America’s pastime could be getting a haircut with Major League Baseball (MLB) proposing to cut 42 teams from the minor leagues.
While Michigan’s three minor league teams are safe, there’s enough concern for the future of the game that lawmakers have a House resolution calling on the MLB to avoid cuts.
House Resolution 216 sponsor state Rep. Sarah Anthony (D-Lansing) testified in front of the House Commerce and Tourism Committee on Thursday about the cultural and economic benefits teams bring to cities.
“Whether or not you’re a baseball fan, it is clear that these teams mean so much to our communities,” Anthony said. “I’m pretty sure this is just a homerun resolution.”
The pun, which referred to the jobs created and businesses established thanks to the teams, was met with groans slipping into laughter by committee members.
The committee adopted a substitute for the resolution on a 10-1 vote.
The resolution reviews the MLB’s plan to raise salaries for minor league teams by cutting teams and asserts that cuts are unnecessary, as the MLB generated a record $10.7 billion in revenue during the 2019 season. With the MLB’s plan setting a precedent to eliminate teams in the future, the resolution urges the MLB to continue supporting teams.
Lansing Mayor Andy Schor testified on behalf of his city, home of the Lansing Lugnuts, but also said he supports the Great Lakes Loons in Midland and the West Michigan Whitecaps in Grand Rapids.
Mayors all over the country are concerned about their teams either being on the list to be cut or being next, Schor testified. As a member of the U.S. Conference of Mayors, he said the idea of losing a large part of tourism has been received poorly nationally.

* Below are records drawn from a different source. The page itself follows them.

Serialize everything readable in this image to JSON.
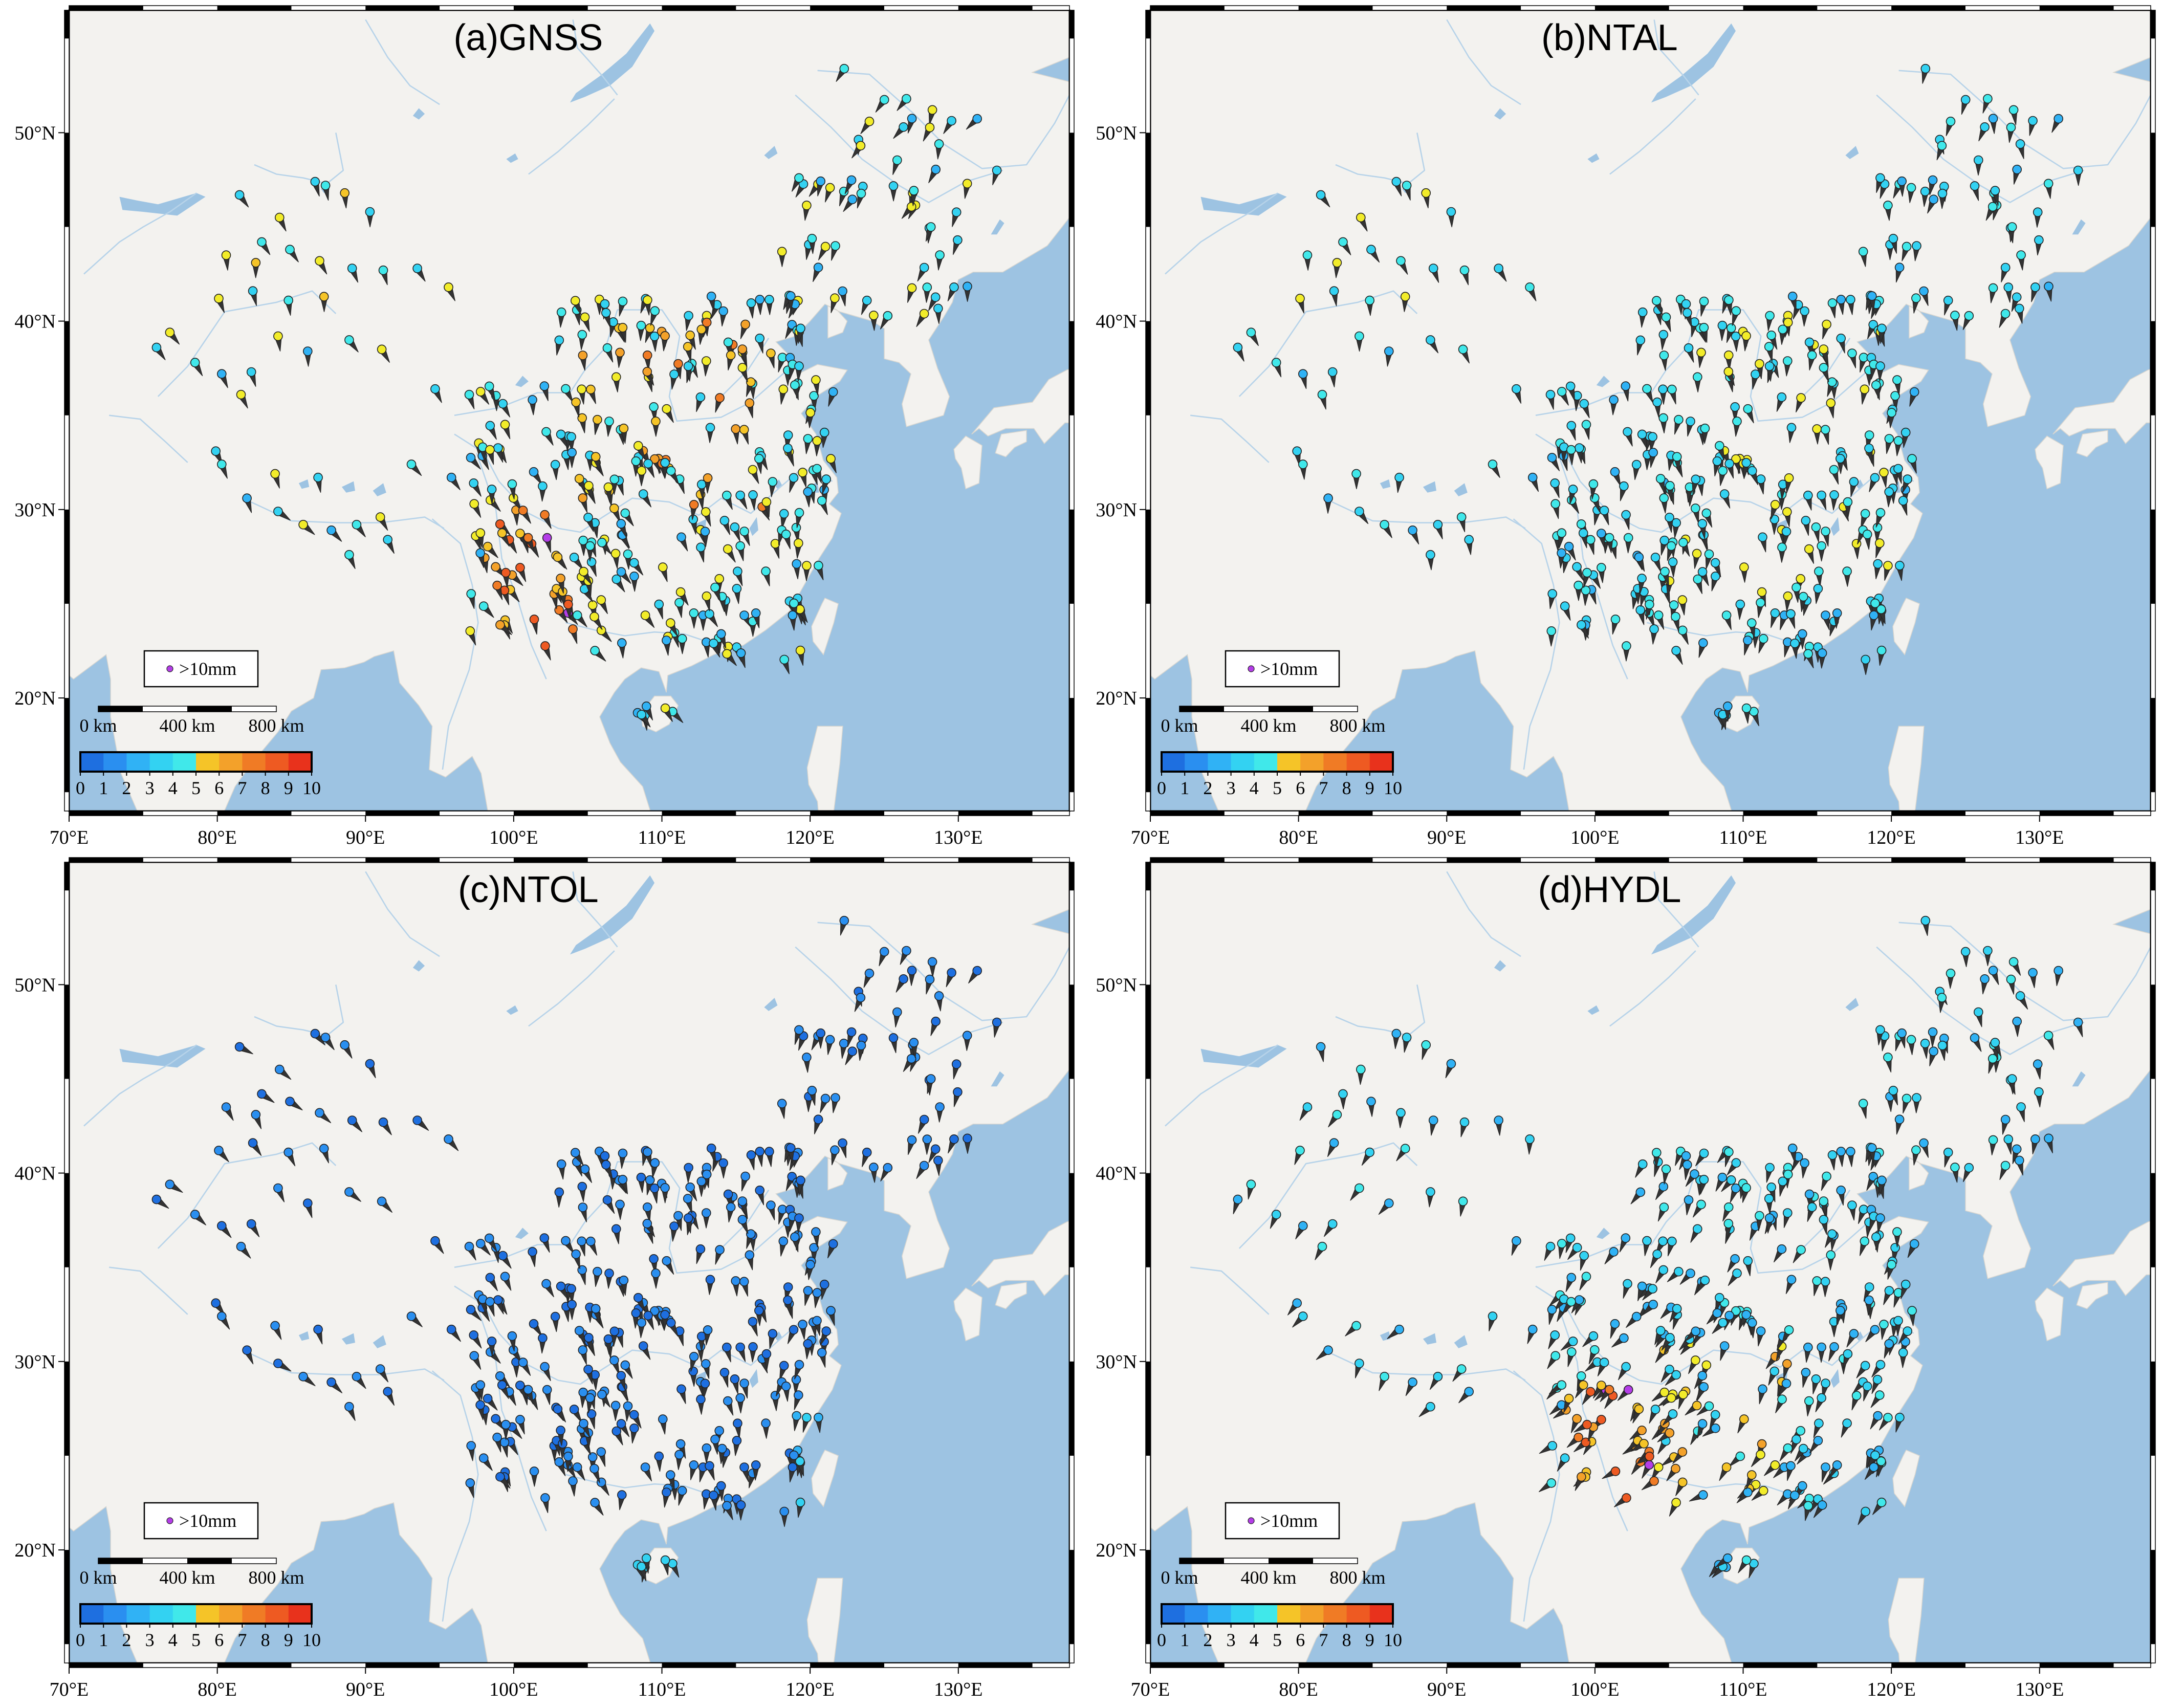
{
  "figure": {
    "panels": [
      {
        "id": "gnss",
        "title": "(a)GNSS",
        "scheme": "gnss"
      },
      {
        "id": "ntal",
        "title": "(b)NTAL",
        "scheme": "ntal"
      },
      {
        "id": "ntol",
        "title": "(c)NTOL",
        "scheme": "ntol"
      },
      {
        "id": "hydl",
        "title": "(d)HYDL",
        "scheme": "hydl"
      }
    ],
    "lon_ticks": [
      "70°E",
      "80°E",
      "90°E",
      "100°E",
      "110°E",
      "120°E",
      "130°E"
    ],
    "lat_ticks": [
      "20°N",
      "30°N",
      "40°N",
      "50°N"
    ],
    "extent": {
      "lon": [
        70,
        137.5
      ],
      "lat": [
        14,
        56.5
      ]
    },
    "scale_bar": {
      "labels": [
        "0 km",
        "400 km",
        "800 km"
      ]
    },
    "colorbar": {
      "labels": [
        "0",
        "1",
        "2",
        "3",
        "4",
        "5",
        "6",
        "7",
        "8",
        "9",
        "10"
      ],
      "colors": [
        "#1e6fe0",
        "#2a8ff0",
        "#30b2f5",
        "#33d2f2",
        "#40e8ea",
        "#f2ec2a",
        "#f5c428",
        "#f3a12a",
        "#f07b25",
        "#ee5a22",
        "#e8321c"
      ]
    },
    "legend": {
      "label": ">10mm",
      "color": "#b43de8"
    },
    "colors": {
      "ocean": "#9dc3e2",
      "land": "#f3f2ef",
      "river": "#b7d3e9"
    }
  }
}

When the Lugnuts came to town, it transformed the area to what is now known around the country as a “stadium district,” Schor said. It altered the district from a barren park district with a few pornography shops to an extension of downtown Lansing, which businesses have flocked to.
“We were the first stadium anywhere to literally put condos over the stadium where you can live in the outfield, but within a mile, you got Urbandale, you’ve got the east side where you’ve got a lot of [Michigan State University] students living,” Schor said. “We have a tremendous diversity of incomes, and because these are affordable tickets, you see all of them at the games.”
Schor said he had conversations with officials at the Great Lakes Loons Stadium and Dow Diamond and they said the stadium has had the same positive impact for their downtowns.
According to Baseball America, the MLB is seeking to dramatically improve minor league stadiums by cutting down the number of teams it funds as the Professional Baseball Agreement between the Major and minor league teams expires at the end of the 2020 season.
But state Rep. John Reilly (R-Oakland Twp.), said as a member of the small group of people who believes in the free market, he doesn’t think the House should enact a resolution calling on the MLB to keep teams.
“I love baseball. I just see the government as not the one to make these determinations because they’re not as powerful and accurately doing things as the marketplace does,” Reilly said. “So what do you tell the people who believe that the government’s role is not here, this is the role of the marketplace.”